There was conflict in the fat man’s face. He couldn’t face the man he respected so deeply the same way he had before. The Cloudhawk before him now was a wasteland general. In the eyes of Elysians he was a fiend worthy of nothing but a brutal death – responsible for all manner of evils. A traitor who had thrown his lot in with mutants and demons!
Hammont tightened his grip around his weapon. His face grew hard.
Cloudhawk knew what was in his heart. If Hammont had half a chance he would busy that sword in Cloudhawk’s body. If he did, he would a hero to his people. The highest positions and greatest accolades would await him.
The fate of Sanctuary would be decided here, at its apex. Yet no matter who won or who lost the devastation on both sides would be staggering. When a war reached such a point it was inevitable that death would be the ultimate victor.
Only… for the cost of so much blood and so many lives, what was the point?
Cloudhawk’s only interest here had been to save Dawn’s life. He’d succeeded, but many died for the effort.

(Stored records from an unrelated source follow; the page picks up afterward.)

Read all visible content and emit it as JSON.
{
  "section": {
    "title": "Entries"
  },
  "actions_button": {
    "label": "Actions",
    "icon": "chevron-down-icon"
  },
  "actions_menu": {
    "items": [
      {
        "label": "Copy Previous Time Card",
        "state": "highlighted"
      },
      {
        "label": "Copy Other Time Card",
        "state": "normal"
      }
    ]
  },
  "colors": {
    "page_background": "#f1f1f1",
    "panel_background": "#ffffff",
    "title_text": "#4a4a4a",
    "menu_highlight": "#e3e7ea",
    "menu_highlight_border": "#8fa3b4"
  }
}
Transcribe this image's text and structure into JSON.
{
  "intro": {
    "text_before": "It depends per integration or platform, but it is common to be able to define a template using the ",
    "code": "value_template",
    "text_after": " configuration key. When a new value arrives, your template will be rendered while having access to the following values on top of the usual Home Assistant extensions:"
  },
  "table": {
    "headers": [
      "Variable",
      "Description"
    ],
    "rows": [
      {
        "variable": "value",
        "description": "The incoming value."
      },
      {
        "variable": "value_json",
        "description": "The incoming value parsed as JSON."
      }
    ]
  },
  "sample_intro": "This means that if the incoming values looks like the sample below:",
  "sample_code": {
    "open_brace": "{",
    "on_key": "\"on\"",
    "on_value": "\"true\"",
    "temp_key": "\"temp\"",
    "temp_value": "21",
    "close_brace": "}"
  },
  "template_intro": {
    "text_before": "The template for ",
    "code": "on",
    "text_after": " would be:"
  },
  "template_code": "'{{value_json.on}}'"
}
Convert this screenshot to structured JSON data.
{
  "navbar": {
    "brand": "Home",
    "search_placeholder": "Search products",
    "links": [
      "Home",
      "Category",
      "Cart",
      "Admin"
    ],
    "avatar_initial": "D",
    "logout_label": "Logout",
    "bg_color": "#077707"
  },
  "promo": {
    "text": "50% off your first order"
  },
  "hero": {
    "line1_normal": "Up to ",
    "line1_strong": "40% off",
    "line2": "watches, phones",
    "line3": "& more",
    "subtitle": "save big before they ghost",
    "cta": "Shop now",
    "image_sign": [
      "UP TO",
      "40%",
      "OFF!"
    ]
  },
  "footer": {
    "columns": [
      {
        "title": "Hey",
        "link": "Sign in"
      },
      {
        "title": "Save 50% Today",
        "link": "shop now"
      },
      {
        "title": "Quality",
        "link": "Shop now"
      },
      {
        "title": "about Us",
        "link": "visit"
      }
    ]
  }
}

In recent months he had risen among the wastelanders like a brilliant star. At the same time he was a foul shadow cast over the Elysian lands. How many wastelanders would worship him as a hero if this fortress fell? His valiant efforts for their freedom would be immortalized. Yet how many Elysian children, parents, lovers, and siblings lost their lives? To those who were forced to live on, they would forever curse the name Cloudhawk.
Wolfblade straightened and faced Janus Umbra, then looked at the others gathered nearby. A grin touched his lips. “Look at all of you panting. You should rest, catch your breath. Watch the show – I’m sure you’ll be impressed.”